13 The other reason for my decision is that the terms of the Calderbank letter were not entirely clear. It is fair that I assume, as counsel for the Shire submitted, that the offer of $5000 plus costs was intended to waive the Shire’s costs of removal of the vehicles. However, the letter does not make clear whether the vehicles were to be released to Mr Lawson. The letter suggests that as part of a packaged offer, land would be made available at the transfer station for their storage, but it is not made clear whether Mr Lawson’s key demand, the return of the vehicles to him, was to be granted if he did not agree to all the terms of the Shire’s offer.

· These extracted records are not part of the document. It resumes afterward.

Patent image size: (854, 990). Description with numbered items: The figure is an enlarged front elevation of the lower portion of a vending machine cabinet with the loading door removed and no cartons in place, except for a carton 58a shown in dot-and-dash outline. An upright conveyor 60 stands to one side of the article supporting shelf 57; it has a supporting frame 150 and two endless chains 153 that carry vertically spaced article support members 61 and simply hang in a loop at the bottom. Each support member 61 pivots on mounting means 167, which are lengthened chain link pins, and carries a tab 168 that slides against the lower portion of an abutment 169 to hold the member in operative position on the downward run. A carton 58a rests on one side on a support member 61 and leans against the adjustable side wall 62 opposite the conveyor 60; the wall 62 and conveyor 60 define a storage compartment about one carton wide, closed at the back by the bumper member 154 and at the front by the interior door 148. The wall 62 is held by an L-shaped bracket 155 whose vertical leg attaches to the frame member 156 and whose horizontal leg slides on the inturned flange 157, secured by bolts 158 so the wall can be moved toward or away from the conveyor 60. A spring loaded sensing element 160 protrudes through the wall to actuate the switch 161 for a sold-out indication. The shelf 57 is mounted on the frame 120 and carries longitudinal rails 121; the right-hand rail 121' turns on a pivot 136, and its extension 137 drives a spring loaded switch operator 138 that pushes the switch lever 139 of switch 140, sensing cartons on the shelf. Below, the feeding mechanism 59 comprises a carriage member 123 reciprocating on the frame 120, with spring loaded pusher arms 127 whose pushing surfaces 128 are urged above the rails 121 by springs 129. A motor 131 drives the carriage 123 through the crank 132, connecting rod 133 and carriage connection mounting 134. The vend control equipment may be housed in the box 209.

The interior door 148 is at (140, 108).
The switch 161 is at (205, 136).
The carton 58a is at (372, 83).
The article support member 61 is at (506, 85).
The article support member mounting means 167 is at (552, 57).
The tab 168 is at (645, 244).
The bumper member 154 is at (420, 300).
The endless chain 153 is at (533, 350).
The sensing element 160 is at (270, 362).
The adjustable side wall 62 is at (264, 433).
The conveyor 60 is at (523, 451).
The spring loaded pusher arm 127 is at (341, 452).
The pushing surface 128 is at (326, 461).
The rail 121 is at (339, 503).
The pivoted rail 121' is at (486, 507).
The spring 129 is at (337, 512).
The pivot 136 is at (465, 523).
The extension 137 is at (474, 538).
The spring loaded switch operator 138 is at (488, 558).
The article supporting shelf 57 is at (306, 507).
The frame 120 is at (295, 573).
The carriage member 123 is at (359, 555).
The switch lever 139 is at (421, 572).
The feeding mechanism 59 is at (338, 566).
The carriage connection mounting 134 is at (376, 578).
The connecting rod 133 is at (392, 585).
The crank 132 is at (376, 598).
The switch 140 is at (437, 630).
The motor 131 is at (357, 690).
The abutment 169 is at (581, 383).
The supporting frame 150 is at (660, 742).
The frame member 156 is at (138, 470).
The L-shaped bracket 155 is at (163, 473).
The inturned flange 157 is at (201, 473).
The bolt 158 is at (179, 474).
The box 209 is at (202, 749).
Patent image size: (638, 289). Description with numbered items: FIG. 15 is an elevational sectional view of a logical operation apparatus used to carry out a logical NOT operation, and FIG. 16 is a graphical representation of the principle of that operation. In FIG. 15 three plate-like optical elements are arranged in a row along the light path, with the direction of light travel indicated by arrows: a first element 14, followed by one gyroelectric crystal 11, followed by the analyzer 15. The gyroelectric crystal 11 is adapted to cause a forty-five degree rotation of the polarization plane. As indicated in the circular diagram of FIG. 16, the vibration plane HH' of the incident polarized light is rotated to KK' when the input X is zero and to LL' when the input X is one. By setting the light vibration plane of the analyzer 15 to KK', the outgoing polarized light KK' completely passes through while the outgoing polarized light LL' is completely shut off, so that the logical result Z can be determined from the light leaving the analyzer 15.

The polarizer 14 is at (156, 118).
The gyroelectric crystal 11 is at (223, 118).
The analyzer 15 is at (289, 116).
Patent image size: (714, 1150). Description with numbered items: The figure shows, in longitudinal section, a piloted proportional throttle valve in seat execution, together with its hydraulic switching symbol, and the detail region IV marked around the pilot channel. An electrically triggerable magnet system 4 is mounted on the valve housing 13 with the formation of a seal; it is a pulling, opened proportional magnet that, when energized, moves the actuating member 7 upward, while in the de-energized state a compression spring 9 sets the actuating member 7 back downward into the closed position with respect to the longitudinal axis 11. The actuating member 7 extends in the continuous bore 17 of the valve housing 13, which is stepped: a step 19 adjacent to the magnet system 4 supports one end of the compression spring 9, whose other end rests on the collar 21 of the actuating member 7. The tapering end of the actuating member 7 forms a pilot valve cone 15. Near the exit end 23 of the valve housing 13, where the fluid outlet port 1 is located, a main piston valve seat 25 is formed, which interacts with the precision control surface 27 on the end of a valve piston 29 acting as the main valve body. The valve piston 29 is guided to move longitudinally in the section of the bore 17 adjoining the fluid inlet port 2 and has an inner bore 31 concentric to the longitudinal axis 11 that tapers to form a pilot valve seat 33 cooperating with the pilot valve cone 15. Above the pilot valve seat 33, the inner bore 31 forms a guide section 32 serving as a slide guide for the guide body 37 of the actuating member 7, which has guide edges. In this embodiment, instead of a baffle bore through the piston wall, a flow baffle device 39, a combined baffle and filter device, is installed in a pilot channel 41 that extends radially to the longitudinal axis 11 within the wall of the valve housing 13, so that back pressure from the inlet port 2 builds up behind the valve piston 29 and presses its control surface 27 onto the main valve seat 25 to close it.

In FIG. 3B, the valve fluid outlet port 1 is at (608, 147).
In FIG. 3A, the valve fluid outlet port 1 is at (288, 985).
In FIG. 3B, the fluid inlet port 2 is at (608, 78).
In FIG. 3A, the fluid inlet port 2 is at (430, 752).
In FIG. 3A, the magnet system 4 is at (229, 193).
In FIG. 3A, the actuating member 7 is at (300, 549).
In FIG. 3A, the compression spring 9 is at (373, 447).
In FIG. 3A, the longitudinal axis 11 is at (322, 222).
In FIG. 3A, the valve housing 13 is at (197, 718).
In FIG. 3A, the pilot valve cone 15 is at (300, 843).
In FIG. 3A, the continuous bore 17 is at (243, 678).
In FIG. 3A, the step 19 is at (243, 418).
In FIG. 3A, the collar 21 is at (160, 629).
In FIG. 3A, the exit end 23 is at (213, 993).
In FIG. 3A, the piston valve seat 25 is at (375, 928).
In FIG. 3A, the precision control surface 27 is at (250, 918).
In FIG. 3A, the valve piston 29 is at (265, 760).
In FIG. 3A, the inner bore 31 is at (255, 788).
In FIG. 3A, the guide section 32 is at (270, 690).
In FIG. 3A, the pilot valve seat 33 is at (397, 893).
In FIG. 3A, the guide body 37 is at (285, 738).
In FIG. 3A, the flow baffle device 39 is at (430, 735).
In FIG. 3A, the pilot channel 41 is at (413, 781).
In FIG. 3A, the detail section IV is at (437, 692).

14 I should add, in case there is any misunderstanding about this, that once the vehicles are released to Mr Lawson, he will have to store them in accordance with the law and my judgment does not authorise him to return them to his Woomelang property.
15 A substantial part of Mr Lawson’s case, was to seek a return of the cars. The Shire’s letter of offer leaves uncertain, what its position was about Mr Lawson’s right to return of the cars. It may be said that that conclusion is to read the letter too technically and that its intent was clear – that the vehicles were going to be returned to him even if he did not agree to lease the land at the transfer station from the Shire. However the letter does not make that clear.
16 It is not a point against the reasonableness of Mr Lawson’s refusal of the Shire’s offer that he did not attempt further negotiations with the Shire following its offer. The question I have to decide is whether the refusal of the offer was unreasonable. For the reasons that I have given, I do not consider it was.
17 I therefore will make an order as to costs which entitles Mr Lawson to costs on Scale A and the Shire on Scale B.